The Town of Harrison is located in the northeastern corner of Marathon County, Wisconsin, United States. It is part of the Wausau, Wisconsin Metropolitan Statistical Area. As of the 2020 census, the town population was 312. The unincorporated community of Snell is located in the town. The unincorporated community of Hogarty is also located partially in the town.

==Geography==
According to the United States Census Bureau, the town has a total area of 36.7 square miles (95.0 km^{2}), of which 36.7 square miles (94.9 km^{2}) is land and 0.04 square miles (0.1 km^{2}), or 0.08%, is water.

==Demographics==
At the 2000 census there were 418 people, 143 households, and 117 families in the town. The population density was 11.4 people per square mile (4.4/km^{2}). There were 155 housing units at an average density of 4.2 per square mile (1.6/km^{2}). The racial makeup of the town was 97.61% White, 0.48% Native American, 0.96% Asian, 0.48% from other races, and 0.48% from two or more races. Hispanic or Latino of any race were 0.72%.

Of the 143 households 39.9% had children under the age of 18 living with them, 68.5% were married couples living together, 5.6% had a female householder with no husband present, and 17.5% were non-families. 14.0% of households were one person and 4.9% were one person aged 65 or older. The average household size was 2.92 and the average family size was 3.25.

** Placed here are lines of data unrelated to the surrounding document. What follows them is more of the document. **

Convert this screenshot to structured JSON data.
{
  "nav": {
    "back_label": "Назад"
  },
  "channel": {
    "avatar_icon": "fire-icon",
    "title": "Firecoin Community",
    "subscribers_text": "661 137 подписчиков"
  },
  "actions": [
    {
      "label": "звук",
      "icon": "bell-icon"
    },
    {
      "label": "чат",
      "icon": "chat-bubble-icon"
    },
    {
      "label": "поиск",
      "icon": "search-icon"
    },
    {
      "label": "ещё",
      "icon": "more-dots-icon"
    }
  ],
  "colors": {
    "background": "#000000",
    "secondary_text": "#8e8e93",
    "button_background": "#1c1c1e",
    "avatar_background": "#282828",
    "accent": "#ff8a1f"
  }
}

The age distribution was 29.9% under the age of 18, 6.5% from 18 to 24, 32.8% from 25 to 44, 20.3% from 45 to 64, and 10.5% 65 or older. The median age was 34 years. For every 100 females, there were 122.3 males. For every 100 females age 18 and over, there were 125.4 males.

The median household income was $40,192 and the median family income was $41,250. Males had a median income of $30,625 versus $19,643 for females. The per capita income for the town was $14,278. About 6.6% of families and 4.6% of the population were below the poverty line, including 5.1% of those under age 18 and 18.9% of those age 65 or over.